Written by Brandon Sandhu on 04/04/2024
We begin by introducing some basic notions. A neural network is a method in artificial intelligence that allows a computer to process data in a way inspired by the human brain. Subsequently, deep learning uses multi-layered neural networks, called deep neural networks, to stimulate the decision making power of a human brain.
This model generates new text in response to a user's input text.

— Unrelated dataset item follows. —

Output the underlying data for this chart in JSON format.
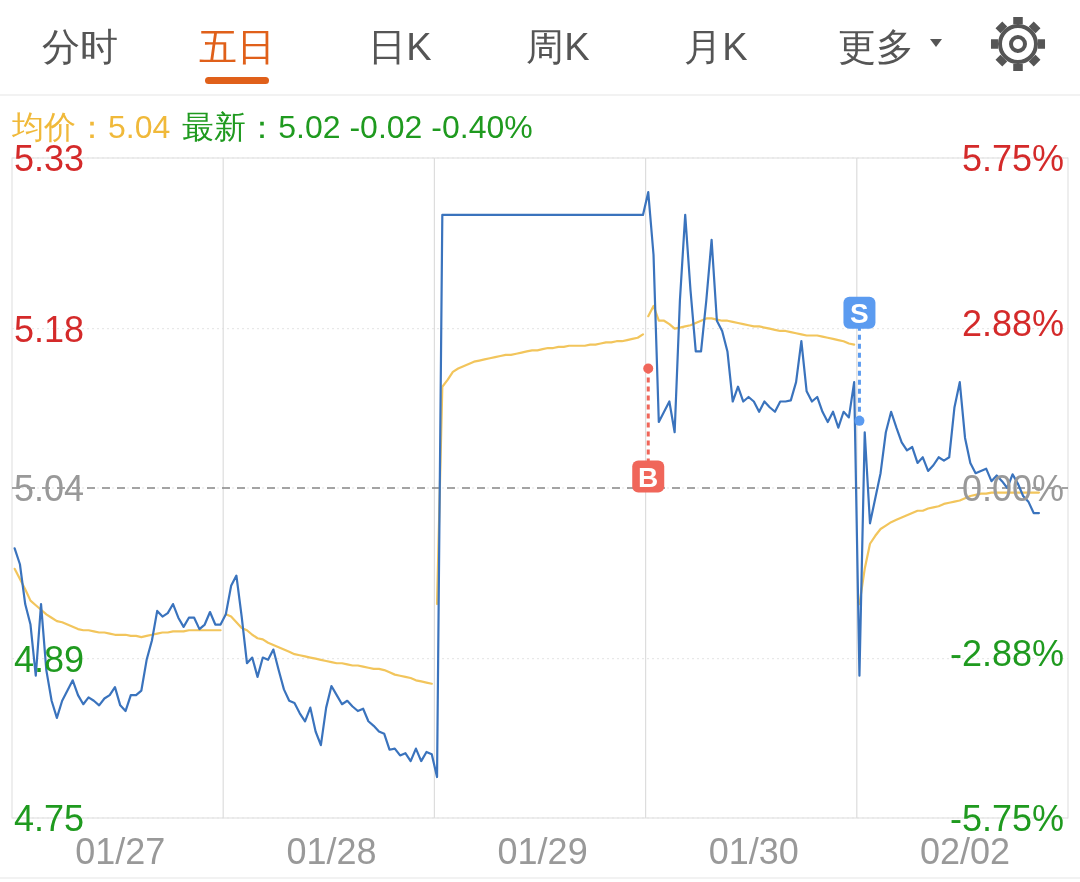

It is a machine learning algorithm that uses deep learning methods and a large database of pre defined text to pre-train itself for a specific task. For example, ChatGPT has been pre-trained to be a natural language processing model. One can conceptualise this as a collection of parameters that are fine-tuned and adjusted during the pre-training phase to enhance natural language processing. Generally, having more parameters results in a more accurate NLP model, but it also incurs higher operational costs.
The transformer is a specific type of neural network that recursively transforms an input sequence into an output sequence. They achieve this by learning context and tracking relationships between sequence components.
DALL·E: is a 12-billion parameter GPT model, trained to generate images from text descriptions using a training dataset consisting of pairs of images and corresponding text descriptions. We provided an input description of
A brussel sprout in the form of a cartoon monster with one eye and white teeth. It has thin arms and thin legs. It has a large rich green iris.
This yielded the following output:
Generated using the DALL·E 2 model
For anyone who has watched Monsters Inc, it should be clear I was hinting at a description of Mike Wazowski. The GPT model is not trained to know movies specificially, yet was able to product something relatively close to that of Mike.
GPT-3 is a large natural language model released by OpenAI in 2020. Its goal is to take some input text and produce a prediction for what word comes next in the passage. This prediction takes form of a probability distribution over a set of words that could follow in the given passage. It follows, one could iterate this process and construct a passage with arbitrary length. This approach is near enough how ChatGPT generates its responses.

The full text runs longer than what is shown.